La prima Georgiana contuvo las lágrimas, y en su lugar emitió un gemido de desesperación.
—Oh, Doss, ¿qué has hecho? ¿Qué has hecho?
—Acabo de decírselo. Me he casado —respondió Valancy con serenidad y
paciencia.
—Con ese… ese… ay, Dios… ese… Barney Snaith. ¡Pero si dicen que ya ha tenido al menos una docena de esposas!
—Yo soy la única presente en estos momentos —dijo Valancy.
—¿Qué dirá tu pobre madre? —gimoteó la prima Georgiana.
—Acompáñeme y escúchelo usted misma, si es que realmente quiere saberlo — respondió Valancy—. Precisamente me dirijo a contárselo.
La prima Georgiana soltó el poste de la cancela con cautela, y descubrió que
podía permanecer en pie sin ayuda. Comenzó a caminar dócilmente junto a Valancy, quien de repente le parecía una persona totalmente distinta. La prima Georgiana albergaba un respeto enorme por las mujeres casadas; aunque pensar en lo que la
pobre muchacha había hecho le parecía terrible. Tan imprudente. Tan insensata.
Resultaba evidente que Valancy debía estar completamente loca. Pero parecía tan feliz en su locura que la prima Georgiana tuvo la momentánea convicción de que sería una lástima si el clan intentase reprenderla con el fin de que recuperase la
cordura. Jamás había visto antes esa mirada en los ojos de Valancy. ¿Pero qué diría Amelia? ¿Y Ben?
—Te has casado con un hombre del que no sabes nada —pensó en voz alta la prima Georgiana.
—Sé más sobre él de lo que sé sobre Edward Beck —repuso Valancy.
—Edward Beck acude a la iglesia —dijo la prima Georgiana—. ¿Acaso asiste Bar… tu esposo?
—Me ha prometido que acudirá conmigo los domingos que haga buen tiempo — contestó Valancy.
Cuando cruzaron la verja Stirling, Valancy profirió una exclamación de sorpresa.
—¡Mire mi rosal! ¡Pero si está floreciendo!
Y así era. Estaba completamente cubierto de flores. Grandes, aterciopeladas, carmesíes. Fragantes, resplandecientes, maravillosas.
—Le ha sentado bien que lo despedazara, después de todo —dijo Valancy riendo. Cortó un puñado de esas flores; lucirían bien en Mistawis, sobre la mesa donde cenaban en la veranda. Prosiguió su camino, todavía sonriendo, consciente de que Olive estaba en pie sobre los escalones. Olive, bella como una diosa, mirando hacia
abajo con el ceño ligeramente fruncido. Olive, hermosa, insolente. Sus voluptuosas formas cubiertas por encaje y seda rosas. Su cabello castaño dorado cayendo
profusamente en cascadas de rizos bajo su sombrero grande con volantes blancos. Su
tez, sonrosada y cremosa.
«Preciosa», pensó Valancy fríamente, «pero…», como si de repente mirase a sus
prima con nuevos ojos, «… sin el menor toque de distinción».
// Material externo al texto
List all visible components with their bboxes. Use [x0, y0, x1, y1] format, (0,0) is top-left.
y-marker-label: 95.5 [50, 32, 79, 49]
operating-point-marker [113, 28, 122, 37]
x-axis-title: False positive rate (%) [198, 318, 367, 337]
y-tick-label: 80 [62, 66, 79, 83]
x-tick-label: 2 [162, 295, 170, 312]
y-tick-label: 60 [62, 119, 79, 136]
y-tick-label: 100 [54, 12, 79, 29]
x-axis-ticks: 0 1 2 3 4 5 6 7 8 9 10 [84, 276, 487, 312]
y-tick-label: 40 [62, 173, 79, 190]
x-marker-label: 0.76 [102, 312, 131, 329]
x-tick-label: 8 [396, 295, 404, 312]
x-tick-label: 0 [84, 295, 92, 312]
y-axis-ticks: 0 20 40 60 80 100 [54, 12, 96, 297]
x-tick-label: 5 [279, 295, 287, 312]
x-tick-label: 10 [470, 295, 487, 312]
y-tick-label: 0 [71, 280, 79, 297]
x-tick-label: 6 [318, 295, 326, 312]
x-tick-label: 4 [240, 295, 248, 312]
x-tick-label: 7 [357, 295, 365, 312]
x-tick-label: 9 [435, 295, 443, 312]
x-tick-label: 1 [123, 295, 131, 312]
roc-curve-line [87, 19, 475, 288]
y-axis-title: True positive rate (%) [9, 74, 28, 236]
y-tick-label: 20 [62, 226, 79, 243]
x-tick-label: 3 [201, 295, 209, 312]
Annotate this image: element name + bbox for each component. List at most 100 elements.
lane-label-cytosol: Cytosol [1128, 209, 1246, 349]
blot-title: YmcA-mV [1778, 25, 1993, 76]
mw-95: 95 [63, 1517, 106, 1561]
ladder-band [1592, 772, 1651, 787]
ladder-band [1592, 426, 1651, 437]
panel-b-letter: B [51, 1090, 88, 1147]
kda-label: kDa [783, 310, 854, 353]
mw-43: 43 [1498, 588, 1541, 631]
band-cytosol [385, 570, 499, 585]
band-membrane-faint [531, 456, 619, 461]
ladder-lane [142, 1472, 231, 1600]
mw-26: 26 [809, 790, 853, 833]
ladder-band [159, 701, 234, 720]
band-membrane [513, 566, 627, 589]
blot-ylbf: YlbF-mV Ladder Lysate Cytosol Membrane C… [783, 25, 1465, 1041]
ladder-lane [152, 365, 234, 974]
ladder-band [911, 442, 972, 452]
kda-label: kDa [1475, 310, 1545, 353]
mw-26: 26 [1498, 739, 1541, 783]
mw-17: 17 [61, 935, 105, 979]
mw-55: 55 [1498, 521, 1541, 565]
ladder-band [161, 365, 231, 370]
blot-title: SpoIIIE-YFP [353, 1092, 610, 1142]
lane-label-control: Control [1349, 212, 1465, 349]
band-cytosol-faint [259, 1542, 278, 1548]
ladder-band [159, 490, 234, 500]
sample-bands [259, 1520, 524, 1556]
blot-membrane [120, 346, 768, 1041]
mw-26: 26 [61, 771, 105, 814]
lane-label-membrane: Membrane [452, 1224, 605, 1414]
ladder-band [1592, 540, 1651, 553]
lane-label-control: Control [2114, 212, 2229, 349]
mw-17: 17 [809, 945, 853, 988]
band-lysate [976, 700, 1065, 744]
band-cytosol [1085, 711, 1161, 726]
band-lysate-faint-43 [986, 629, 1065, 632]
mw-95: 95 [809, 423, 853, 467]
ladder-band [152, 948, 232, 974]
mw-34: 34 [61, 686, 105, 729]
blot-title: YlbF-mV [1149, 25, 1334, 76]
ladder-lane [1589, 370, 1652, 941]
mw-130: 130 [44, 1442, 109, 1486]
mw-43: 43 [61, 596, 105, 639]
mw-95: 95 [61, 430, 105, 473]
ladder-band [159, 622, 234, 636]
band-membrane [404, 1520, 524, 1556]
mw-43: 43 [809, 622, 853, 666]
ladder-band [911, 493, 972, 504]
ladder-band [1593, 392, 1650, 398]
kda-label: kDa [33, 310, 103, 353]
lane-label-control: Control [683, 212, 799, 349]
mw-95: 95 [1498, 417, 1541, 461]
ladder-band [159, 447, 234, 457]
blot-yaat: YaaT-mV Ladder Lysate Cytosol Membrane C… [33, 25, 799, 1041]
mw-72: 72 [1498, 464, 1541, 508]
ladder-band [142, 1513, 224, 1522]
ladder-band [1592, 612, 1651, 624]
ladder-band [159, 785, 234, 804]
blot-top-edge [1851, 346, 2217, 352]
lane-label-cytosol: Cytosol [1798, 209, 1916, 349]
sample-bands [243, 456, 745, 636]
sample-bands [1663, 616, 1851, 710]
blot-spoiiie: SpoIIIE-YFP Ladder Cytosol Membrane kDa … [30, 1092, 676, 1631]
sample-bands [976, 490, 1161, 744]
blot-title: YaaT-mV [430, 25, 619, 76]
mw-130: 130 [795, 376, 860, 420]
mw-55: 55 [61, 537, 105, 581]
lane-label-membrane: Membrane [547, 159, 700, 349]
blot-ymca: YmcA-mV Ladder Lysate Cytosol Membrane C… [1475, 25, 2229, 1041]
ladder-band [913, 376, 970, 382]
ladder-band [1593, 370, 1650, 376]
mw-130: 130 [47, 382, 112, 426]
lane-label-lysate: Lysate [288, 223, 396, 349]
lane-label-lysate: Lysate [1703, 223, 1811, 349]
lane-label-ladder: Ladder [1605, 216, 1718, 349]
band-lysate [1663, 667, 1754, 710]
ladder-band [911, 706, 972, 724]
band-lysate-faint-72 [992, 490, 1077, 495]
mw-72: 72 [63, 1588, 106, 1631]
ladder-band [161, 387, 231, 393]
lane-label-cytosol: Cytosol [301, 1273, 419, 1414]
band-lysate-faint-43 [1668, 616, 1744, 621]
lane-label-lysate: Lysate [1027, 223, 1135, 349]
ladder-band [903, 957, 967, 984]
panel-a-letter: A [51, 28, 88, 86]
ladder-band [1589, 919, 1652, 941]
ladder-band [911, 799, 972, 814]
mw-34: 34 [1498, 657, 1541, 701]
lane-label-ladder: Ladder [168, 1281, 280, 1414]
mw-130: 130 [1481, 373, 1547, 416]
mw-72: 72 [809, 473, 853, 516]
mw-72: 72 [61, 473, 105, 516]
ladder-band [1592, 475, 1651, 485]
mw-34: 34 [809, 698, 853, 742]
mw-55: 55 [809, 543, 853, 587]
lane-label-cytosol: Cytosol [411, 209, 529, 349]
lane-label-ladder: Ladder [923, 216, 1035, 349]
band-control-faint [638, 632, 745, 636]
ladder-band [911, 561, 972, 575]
«Así que, gracias a Dios, Valancy regresa a casa», pensó Olive. Pero Valancy no ofrecía el aspecto de la hija pródiga que vuelve arrepentida. Esa era la causa de su ceño fruncido. Parecía triunfante… ¡descortés! Ese extravagante vestido… ese extraño sombrero… esas manos llenas de rosas de un color rojo intenso. Aun así, Olive percibió al instante que había algo, tanto en el vestido como en el sombrero, de lo que carecía por completo su propio atuendo. Esto profundizó su ceño fruncido. Le tendió una mano condescendiente.
—Así que has vuelto, Doss. Un día muy caluroso, ¿verdad? ¿Has venido caminando?
—Sí. ¿Entras?
—Oh, no. Acabo de estar ahí. He venido a menudo para ofrecer consuelo a mi pobre tía. Se ha encontrado muy sola. Voy a tomar el té a casa de la señora Bartlett; tengo que ayudarle a servirlo. Lo ofrece en honor de su prima de Toronto. Una
muchacha de lo más encantadora. Te hubiese gustado conocerla, Doss. Creo que la señora Bartlett te envió una invitación. Quizás te pases por allí más tarde.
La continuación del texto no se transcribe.